5. What is your favorite part of the book blogging community? Is there anything that you would like to see change in the coming years?
I feel like most people's answer to the first part of this question will be "I love the community and the people." As I don't think I'm really a central member of the community at all, and because I don't want to say the same thing that everyone else says, I'm going to say something different. I love that book bloggers expose me to books that I'd never have stumbled across otherwise, and that the community has really challenged me to think more critically about the way I read. When I started blogging, I read almost solely historical fiction and fantasy, and while those still comprise a good chunk of my reading material, I can also say that I've become more of a feminist and much more widely-read in the past few years than ever before in my life. I mentioned all this in a post I wrote earlier this year.

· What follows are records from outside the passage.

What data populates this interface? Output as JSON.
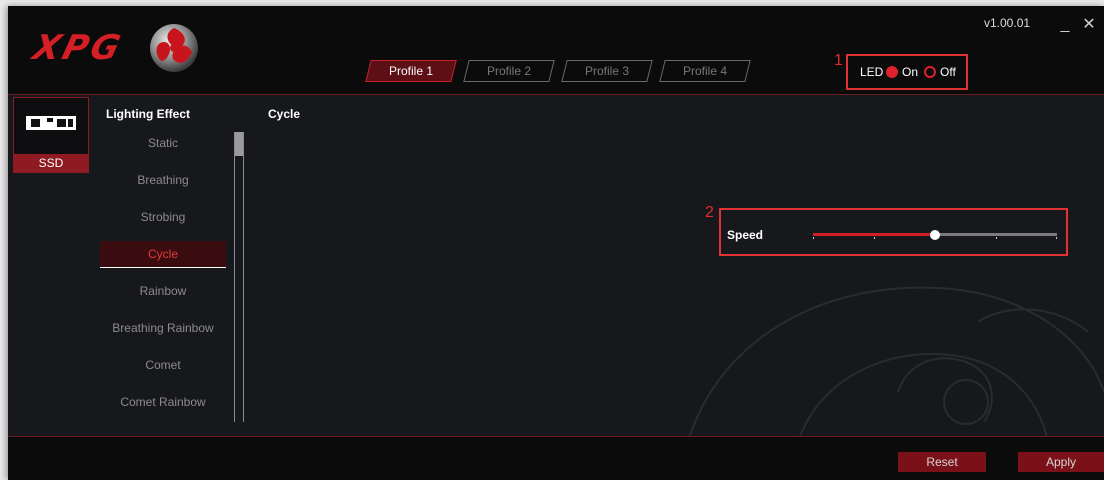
{
  "app": {
    "logo_text": "XPG",
    "version": "v1.00.01",
    "minimize_symbol": "_",
    "close_symbol": "✕"
  },
  "profiles": [
    "Profile 1",
    "Profile 2",
    "Profile 3",
    "Profile 4"
  ],
  "active_profile": "Profile 1",
  "annotations": [
    "1",
    "2"
  ],
  "led": {
    "label": "LED",
    "on_label": "On",
    "off_label": "Off",
    "selected": "On"
  },
  "device": {
    "label": "SSD",
    "icon": "ssd-icon"
  },
  "lighting": {
    "title": "Lighting Effect",
    "selected_effect_title": "Cycle",
    "effects": [
      "Static",
      "Breathing",
      "Strobing",
      "Cycle",
      "Rainbow",
      "Breathing Rainbow",
      "Comet",
      "Comet Rainbow"
    ],
    "selected": "Cycle"
  },
  "speed": {
    "label": "Speed",
    "level": 0.5,
    "ticks": 5
  },
  "colors": {
    "accent": "#d41f26",
    "background": "#17181b",
    "highlight_box": "#e03232"
  },
  "footer": {
    "reset_label": "Reset",
    "apply_label": "Apply"
  }
}
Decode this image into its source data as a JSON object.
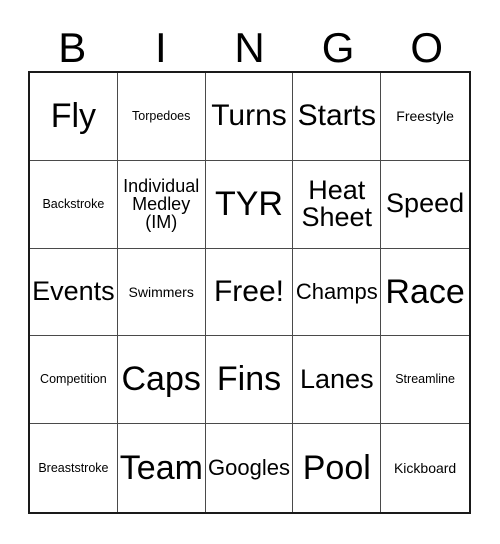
{
  "card": {
    "title": "BINGO",
    "header_letters": [
      "B",
      "I",
      "N",
      "G",
      "O"
    ],
    "border_color": "#1a1a1a",
    "grid_line_color": "#4a4a4a",
    "text_color": "#000000",
    "background_color": "#ffffff",
    "rows": 5,
    "columns": 5,
    "free_space": "Free!",
    "cells": [
      [
        {
          "label": "Fly",
          "size": "fs-xxl"
        },
        {
          "label": "Torpedoes",
          "size": "fs-xxs"
        },
        {
          "label": "Turns",
          "size": "fs-xl"
        },
        {
          "label": "Starts",
          "size": "fs-xl"
        },
        {
          "label": "Freestyle",
          "size": "fs-xs"
        }
      ],
      [
        {
          "label": "Backstroke",
          "size": "fs-xxs"
        },
        {
          "label": "Individual\nMedley\n(IM)",
          "size": "fs-s"
        },
        {
          "label": "TYR",
          "size": "fs-xxl"
        },
        {
          "label": "Heat\nSheet",
          "size": "fs-l"
        },
        {
          "label": "Speed",
          "size": "fs-l"
        }
      ],
      [
        {
          "label": "Events",
          "size": "fs-l"
        },
        {
          "label": "Swimmers",
          "size": "fs-xs"
        },
        {
          "label": "Free!",
          "size": "fs-xl"
        },
        {
          "label": "Champs",
          "size": "fs-m"
        },
        {
          "label": "Race",
          "size": "fs-xxl"
        }
      ],
      [
        {
          "label": "Competition",
          "size": "fs-xxs"
        },
        {
          "label": "Caps",
          "size": "fs-xxl"
        },
        {
          "label": "Fins",
          "size": "fs-xxl"
        },
        {
          "label": "Lanes",
          "size": "fs-l"
        },
        {
          "label": "Streamline",
          "size": "fs-xxs"
        }
      ],
      [
        {
          "label": "Breaststroke",
          "size": "fs-xxs"
        },
        {
          "label": "Team",
          "size": "fs-xxl"
        },
        {
          "label": "Googles",
          "size": "fs-m"
        },
        {
          "label": "Pool",
          "size": "fs-xxl"
        },
        {
          "label": "Kickboard",
          "size": "fs-xs"
        }
      ]
    ]
  }
}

As for what I would change in the community- I think we are unkind to each other. Book bloggerdom has gotten so competitive, and it makes me sad. There are so many flare-ups and hurtful comments made in the community. People are accused and vilified for so many ridiculous things, and there is so much strong reaction to everything, to the extent that my Google Reader will be filled with "responses" to current drama in blogosphere and that blogger's specific reaction to the drama. Seriously, I don't need you to tell me that you do not condone plagiarism in a blog post manifesto. I just want to hear what you think about the books you read. So I guess if I could see change in the community, I'd want people to worry less about what other people are doing and how many followers they have and how many ARCs they get and how many exclusive parties they're invited to and how welcoming they are to new bloggers. Just focus on yourself and your blog and the books, and DROP THE DRAMA.